As you will see in this report, negative emotions — worry, stress, anger and sadness — among employees across the world reached record levels in 2020.

In addition, Gallup has found that roughly seven in 10 employees are struggling or suffering, rather than thriving, in their overall lives. Eighty percent are not engaged or are actively disengaged at work. This lack of engagement costs the global economy US$8.1 trillion, nearly 10% of GDP, in lost productivity each year.

These problems existed long before COVID-19. Gallup has discovered that negative emotions have been rising over the past decade. Even if we return to pre-COVID-19 levels of these emotions, the trends are still concerning.

But it is possible — even likely — that employee mental health will get worse.

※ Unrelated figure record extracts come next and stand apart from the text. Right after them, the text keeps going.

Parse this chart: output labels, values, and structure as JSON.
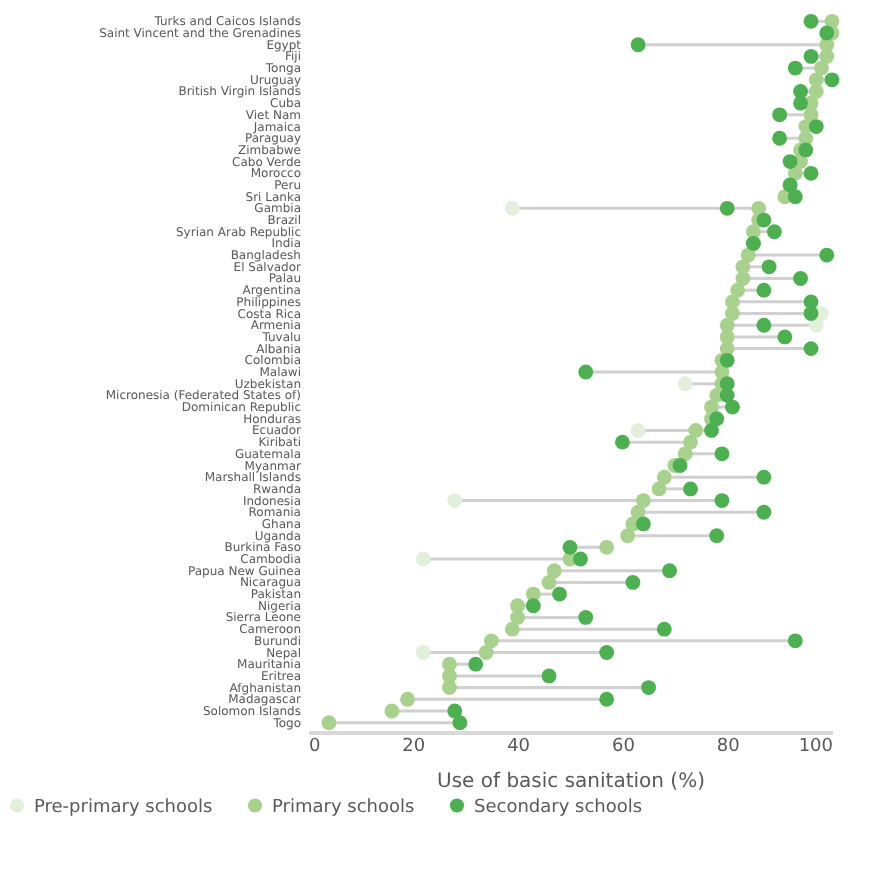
{
  "chart_data": {
    "type": "scatter",
    "orientation": "horizontal",
    "xlabel": "Use of basic sanitation (%)",
    "categories": [
      "Turks and Caicos Islands",
      "Saint Vincent and the Grenadines",
      "Egypt",
      "Fiji",
      "Tonga",
      "Uruguay",
      "British Virgin Islands",
      "Cuba",
      "Viet Nam",
      "Jamaica",
      "Paraguay",
      "Zimbabwe",
      "Cabo Verde",
      "Morocco",
      "Peru",
      "Sri Lanka",
      "Gambia",
      "Brazil",
      "Syrian Arab Republic",
      "India",
      "Bangladesh",
      "El Salvador",
      "Palau",
      "Argentina",
      "Philippines",
      "Costa Rica",
      "Armenia",
      "Tuvalu",
      "Albania",
      "Colombia",
      "Malawi",
      "Uzbekistan",
      "Micronesia (Federated States of)",
      "Dominican Republic",
      "Honduras",
      "Ecuador",
      "Kiribati",
      "Guatemala",
      "Myanmar",
      "Marshall Islands",
      "Rwanda",
      "Indonesia",
      "Romania",
      "Ghana",
      "Uganda",
      "Burkina Faso",
      "Cambodia",
      "Papua New Guinea",
      "Nicaragua",
      "Pakistan",
      "Nigeria",
      "Sierra Leone",
      "Cameroon",
      "Burundi",
      "Nepal",
      "Mauritania",
      "Eritrea",
      "Afghanistan",
      "Madagascar",
      "Solomon Islands",
      "Togo"
    ],
    "series": [
      {
        "name": "Pre-primary schools",
        "color": "#e2efda",
        "values": [
          null,
          null,
          null,
          null,
          null,
          null,
          null,
          null,
          null,
          null,
          null,
          null,
          null,
          null,
          null,
          null,
          39,
          null,
          null,
          null,
          null,
          null,
          null,
          null,
          null,
          98,
          97,
          null,
          null,
          null,
          null,
          72,
          null,
          null,
          null,
          63,
          null,
          null,
          null,
          null,
          null,
          28,
          null,
          null,
          null,
          null,
          22,
          null,
          null,
          null,
          null,
          null,
          null,
          null,
          22,
          null,
          null,
          null,
          null,
          null,
          null
        ]
      },
      {
        "name": "Primary schools",
        "color": "#a9d18e",
        "values": [
          100,
          100,
          99,
          99,
          98,
          97,
          97,
          96,
          96,
          95,
          95,
          94,
          94,
          93,
          92,
          91,
          86,
          86,
          85,
          85,
          84,
          83,
          83,
          82,
          81,
          81,
          80,
          80,
          80,
          79,
          79,
          79,
          78,
          77,
          77,
          74,
          73,
          72,
          70,
          68,
          67,
          64,
          63,
          62,
          61,
          57,
          50,
          47,
          46,
          43,
          40,
          40,
          39,
          35,
          34,
          27,
          27,
          27,
          19,
          16,
          4
        ]
      },
      {
        "name": "Secondary schools",
        "color": "#4cb050",
        "values": [
          96,
          99,
          63,
          96,
          93,
          100,
          94,
          94,
          90,
          97,
          90,
          95,
          92,
          96,
          92,
          93,
          80,
          87,
          89,
          85,
          99,
          88,
          94,
          87,
          96,
          96,
          87,
          91,
          96,
          80,
          53,
          80,
          80,
          81,
          78,
          77,
          60,
          79,
          71,
          87,
          73,
          79,
          87,
          64,
          78,
          50,
          52,
          69,
          62,
          48,
          43,
          53,
          68,
          93,
          57,
          32,
          46,
          65,
          57,
          28,
          29
        ]
      }
    ],
    "xlim": [
      0,
      100
    ],
    "xticks": [
      0,
      20,
      40,
      60,
      80,
      100
    ],
    "grid": false,
    "legend": "bottom",
    "marker": "circle"
  }
}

Gallup is taking on the mental health challenge, because solving any big, seemingly impossible problem starts with the question “What can we measure?” It is unlikely that you or other leaders have data on companywide wellbeing or resiliency — or data on how many employees in your organization are filled with stress and will soon burn out versus how many feel energized and inspired at work.

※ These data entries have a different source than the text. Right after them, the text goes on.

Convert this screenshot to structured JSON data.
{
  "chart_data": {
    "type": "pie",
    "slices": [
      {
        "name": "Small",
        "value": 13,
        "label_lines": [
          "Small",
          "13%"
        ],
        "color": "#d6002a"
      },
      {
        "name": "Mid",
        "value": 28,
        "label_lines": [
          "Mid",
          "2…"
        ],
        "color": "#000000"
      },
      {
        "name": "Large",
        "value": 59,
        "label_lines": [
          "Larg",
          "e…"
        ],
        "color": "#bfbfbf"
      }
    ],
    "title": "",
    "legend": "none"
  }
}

Gallup is the only organization capturing these statistics on how life is going for employees in a representative sample of the world.

Measuring employee mental health is critical. Besides destroying lives, suffering can destroy the human spirit that drives innovation, economic energy and eventually, good jobs. This is likely tied to declining economic dynamism. Global GDP per capita is slowing — it has been for decades.

But this trend can be reversed. The first step is to create inspiring workplace cultures that maximize the potential and wellbeing of every employee.